Contribuyó el buen gobierno del actual presidente Tabaré Vázquez. A pesar de la crisis mundial, Vázquez mantuvo la estabilidad macroeconómica, los negocios prosperaron, mejoraron los ingresos de las familias de clase media y pobres, crecieron las agroexportaciones, se redujo la pobreza en 10 puntos, de 30 a 20 por ciento, la indigencia a la mitad, del 3 al 1.5 por ciento y el desempleo, hoy en 6.9%.

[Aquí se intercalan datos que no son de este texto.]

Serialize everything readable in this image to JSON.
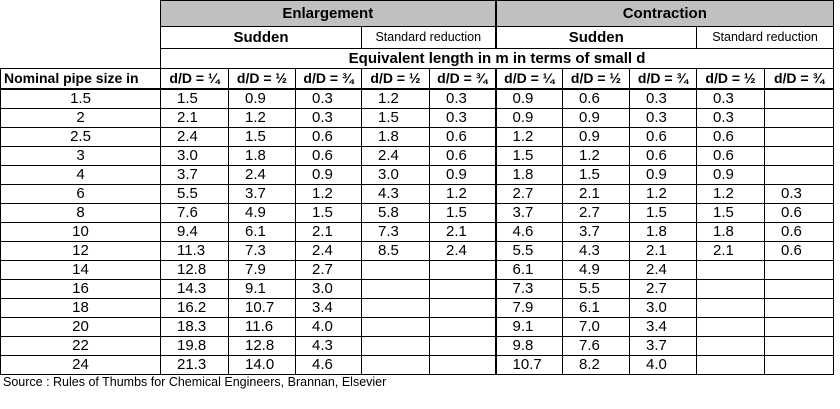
{
  "headers": {
    "enlargement": "Enlargement",
    "contraction": "Contraction",
    "sudden": "Sudden",
    "standard_reduction": "Standard reduction",
    "equivalent_length": "Equivalent length in m in terms of small d"
  },
  "columns": {
    "nominal_pipe_size": "Nominal pipe size in",
    "enl_sudden": [
      "d/D = ¼",
      "d/D = ½",
      "d/D = ¾"
    ],
    "enl_standard": [
      "d/D = ½",
      "d/D = ¾"
    ],
    "con_sudden": [
      "d/D = ¼",
      "d/D = ½",
      "d/D = ¾"
    ],
    "con_standard": [
      "d/D = ½",
      "d/D = ¾"
    ]
  },
  "rows": [
    [
      "1.5",
      "1.5",
      "0.9",
      "0.3",
      "1.2",
      "0.3",
      "0.9",
      "0.6",
      "0.3",
      "0.3",
      ""
    ],
    [
      "2",
      "2.1",
      "1.2",
      "0.3",
      "1.5",
      "0.3",
      "0.9",
      "0.9",
      "0.3",
      "0.3",
      ""
    ],
    [
      "2.5",
      "2.4",
      "1.5",
      "0.6",
      "1.8",
      "0.6",
      "1.2",
      "0.9",
      "0.6",
      "0.6",
      ""
    ],
    [
      "3",
      "3.0",
      "1.8",
      "0.6",
      "2.4",
      "0.6",
      "1.5",
      "1.2",
      "0.6",
      "0.6",
      ""
    ],
    [
      "4",
      "3.7",
      "2.4",
      "0.9",
      "3.0",
      "0.9",
      "1.8",
      "1.5",
      "0.9",
      "0.9",
      ""
    ],
    [
      "6",
      "5.5",
      "3.7",
      "1.2",
      "4.3",
      "1.2",
      "2.7",
      "2.1",
      "1.2",
      "1.2",
      "0.3"
    ],
    [
      "8",
      "7.6",
      "4.9",
      "1.5",
      "5.8",
      "1.5",
      "3.7",
      "2.7",
      "1.5",
      "1.5",
      "0.6"
    ],
    [
      "10",
      "9.4",
      "6.1",
      "2.1",
      "7.3",
      "2.1",
      "4.6",
      "3.7",
      "1.8",
      "1.8",
      "0.6"
    ],
    [
      "12",
      "11.3",
      "7.3",
      "2.4",
      "8.5",
      "2.4",
      "5.5",
      "4.3",
      "2.1",
      "2.1",
      "0.6"
    ],
    [
      "14",
      "12.8",
      "7.9",
      "2.7",
      "",
      "",
      "6.1",
      "4.9",
      "2.4",
      "",
      ""
    ],
    [
      "16",
      "14.3",
      "9.1",
      "3.0",
      "",
      "",
      "7.3",
      "5.5",
      "2.7",
      "",
      ""
    ],
    [
      "18",
      "16.2",
      "10.7",
      "3.4",
      "",
      "",
      "7.9",
      "6.1",
      "3.0",
      "",
      ""
    ],
    [
      "20",
      "18.3",
      "11.6",
      "4.0",
      "",
      "",
      "9.1",
      "7.0",
      "3.4",
      "",
      ""
    ],
    [
      "22",
      "19.8",
      "12.8",
      "4.3",
      "",
      "",
      "9.8",
      "7.6",
      "3.7",
      "",
      ""
    ],
    [
      "24",
      "21.3",
      "14.0",
      "4.6",
      "",
      "",
      "10.7",
      "8.2",
      "4.0",
      "",
      ""
    ]
  ],
  "source": "Source : Rules of Thumbs for Chemical Engineers, Brannan, Elsevier"
}
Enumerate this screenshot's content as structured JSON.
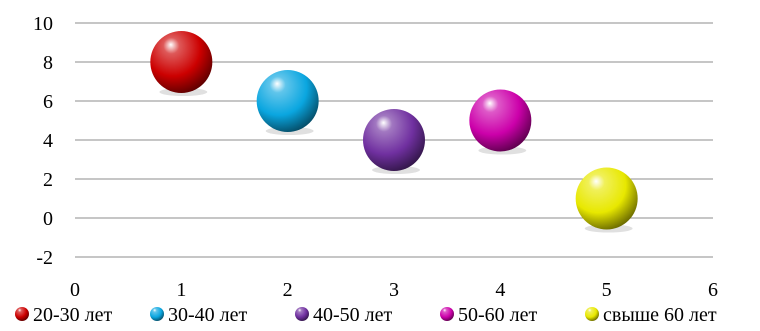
{
  "chart_data": {
    "type": "scatter",
    "title": "",
    "xlabel": "",
    "ylabel": "",
    "xlim": [
      0,
      6
    ],
    "ylim": [
      -2,
      10
    ],
    "x_ticks": [
      0,
      1,
      2,
      3,
      4,
      5,
      6
    ],
    "y_ticks": [
      -2,
      0,
      2,
      4,
      6,
      8,
      10
    ],
    "grid": "horizontal",
    "legend_position": "bottom",
    "series": [
      {
        "name": "20-30 лет",
        "x": 1,
        "y": 8,
        "color": "#cc0000"
      },
      {
        "name": "30-40 лет",
        "x": 2,
        "y": 6,
        "color": "#0aa6e0"
      },
      {
        "name": "40-50 лет",
        "x": 3,
        "y": 4,
        "color": "#7030a0"
      },
      {
        "name": "50-60 лет",
        "x": 4,
        "y": 5,
        "color": "#cc00aa"
      },
      {
        "name": "свыше 60 лет",
        "x": 5,
        "y": 1,
        "color": "#e8e800"
      }
    ]
  }
}
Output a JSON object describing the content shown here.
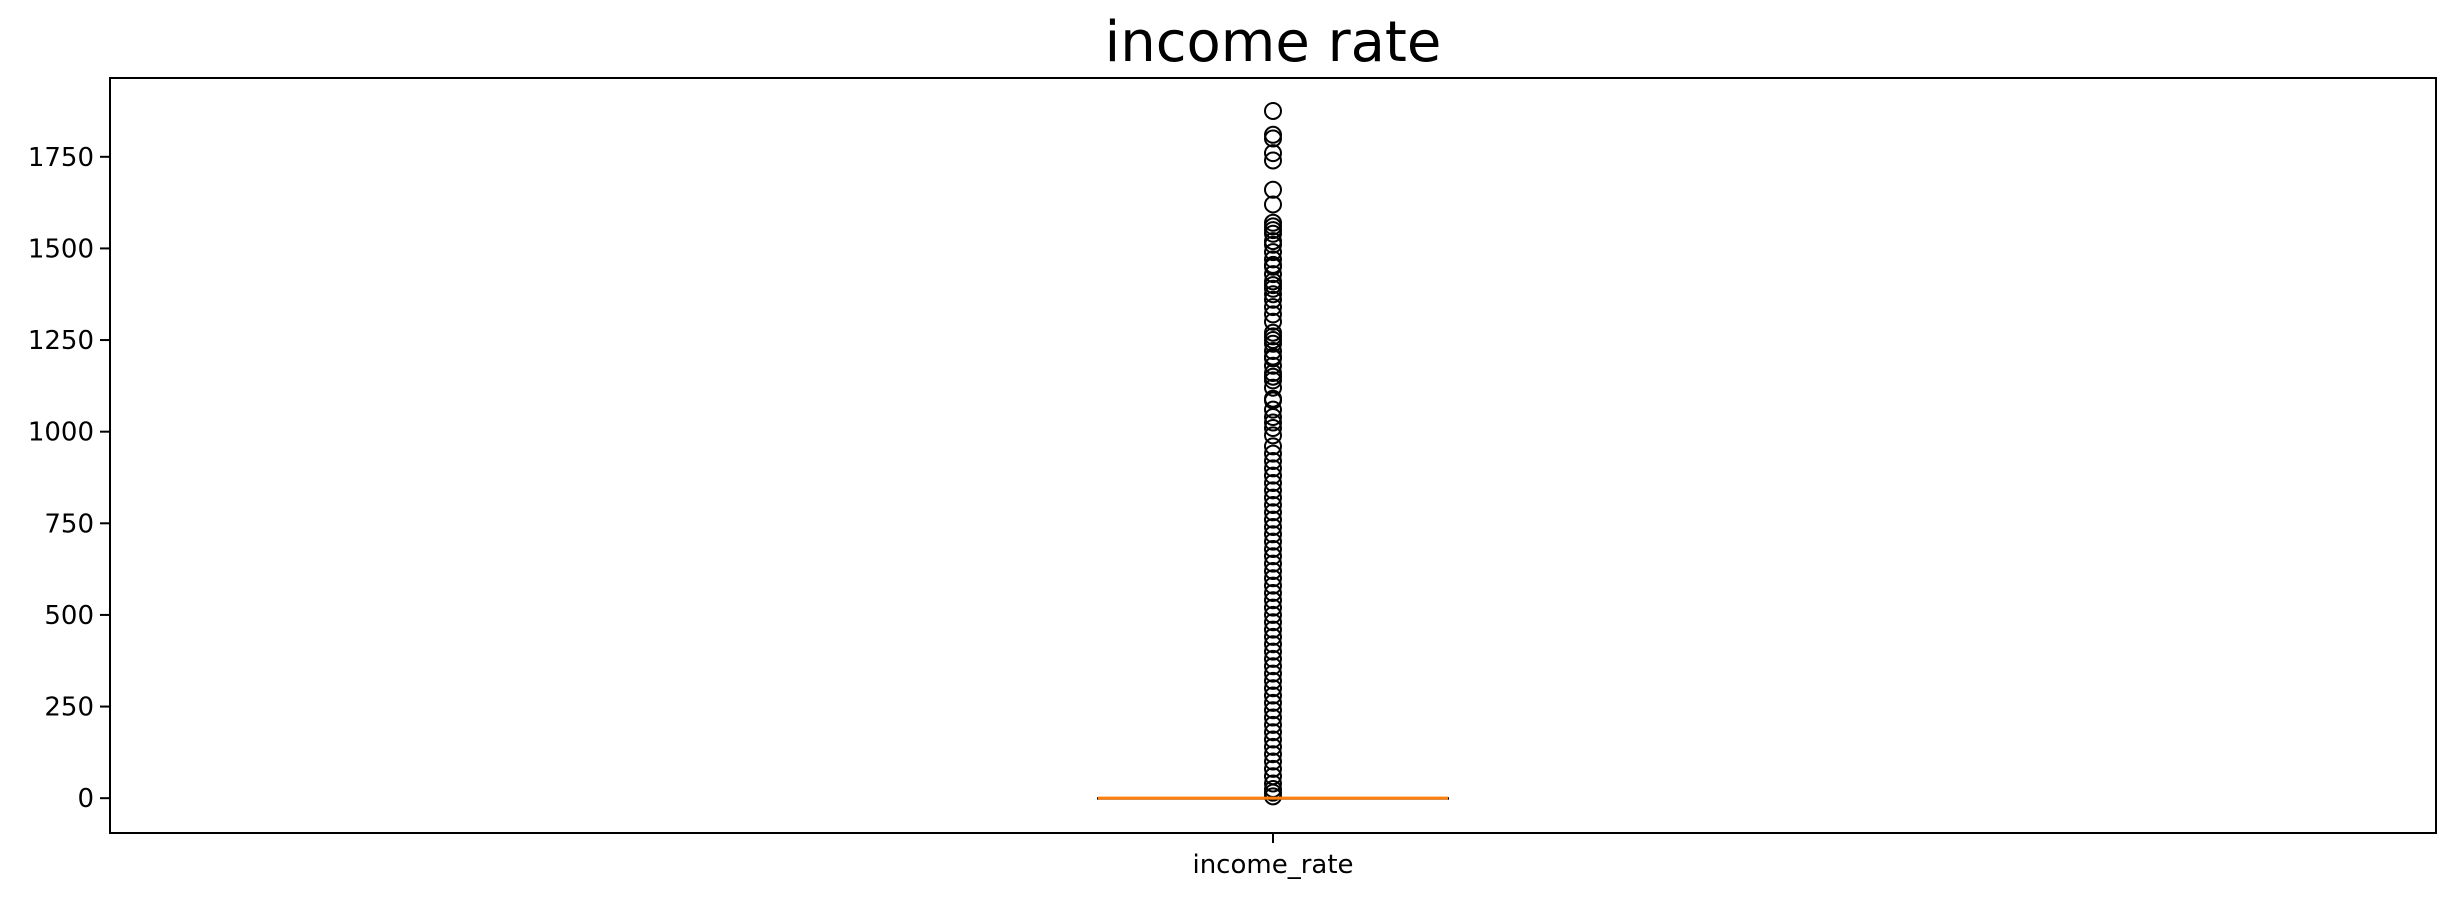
{
  "chart_data": {
    "type": "box",
    "title": "income rate",
    "xlabel": "",
    "ylabel": "",
    "categories": [
      "income_rate"
    ],
    "ylim": [
      -95,
      1965
    ],
    "yticks": [
      0,
      250,
      500,
      750,
      1000,
      1250,
      1500,
      1750
    ],
    "ytick_labels": [
      "0",
      "250",
      "500",
      "750",
      "1000",
      "1250",
      "1500",
      "1750"
    ],
    "grid": false,
    "box": {
      "q1": 0,
      "median": 0,
      "q3": 0,
      "whisker_low": 0,
      "whisker_high": 0
    },
    "outliers": [
      1875,
      1810,
      1800,
      1760,
      1740,
      1660,
      1620,
      1570,
      1560,
      1550,
      1540,
      1520,
      1510,
      1490,
      1470,
      1455,
      1450,
      1430,
      1410,
      1400,
      1390,
      1375,
      1360,
      1340,
      1320,
      1300,
      1270,
      1260,
      1250,
      1240,
      1220,
      1205,
      1200,
      1180,
      1160,
      1150,
      1140,
      1120,
      1090,
      1085,
      1060,
      1040,
      1025,
      1010,
      990,
      960,
      940,
      920,
      900,
      880,
      860,
      840,
      820,
      800,
      780,
      760,
      740,
      720,
      700,
      680,
      660,
      640,
      620,
      600,
      580,
      560,
      540,
      520,
      500,
      480,
      460,
      440,
      420,
      400,
      380,
      360,
      340,
      320,
      300,
      280,
      260,
      240,
      220,
      200,
      180,
      160,
      140,
      120,
      100,
      80,
      60,
      40,
      25,
      15,
      5
    ],
    "colors": {
      "median": "#ff7f0e",
      "outlier": "#000000",
      "axes": "#000000"
    }
  }
}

Mujica es el cambio en la continuidad del Frente Amplio. Su gobierno hará énfasis en la educación, la seguridad, la energía y el medioambiente. Para elevar los ingresos de las familias, sobre todo aquellas que se han quedado rezagadas en la pobreza y reducir las desigualdades.
Ahora, el gran atractivo de Pepe Mujica ha sido su sencillez y humildad, su hablar directo y franco y el estilo que promete para gobernar: “Me pareceré más a Lula que a Chávez”, aseguró en una entrevista a Página 12, diario argentino. Cree que para gobernar hay que conversar, escuchar, negociar y llegar a compromisos. Y respetar esos compromisos.
Ex ministro de agricultura, antes senador y tiempo atrás Tupamaro, líder del partido mayoritario dentro del Frente Amplio, la victoria de Pepe Mujica se explica por el apoyo de los jóvenes, de medianos y pequeños empresarios y hasta de grandes industriales y agroexportadores, los primeros porque encontraron en las políticas públicas del Frente Amplio oportunidades de empleo y los segundos porque vieron sus negocios prosperar gracias a la ampliación del poder adquisitivo de las familias uruguayas y a un Estado eficiente, diligente y en sintonía con las empresas privadas.
Y más aún: la coherencia entre el discurso y los hechos. Credibilidad.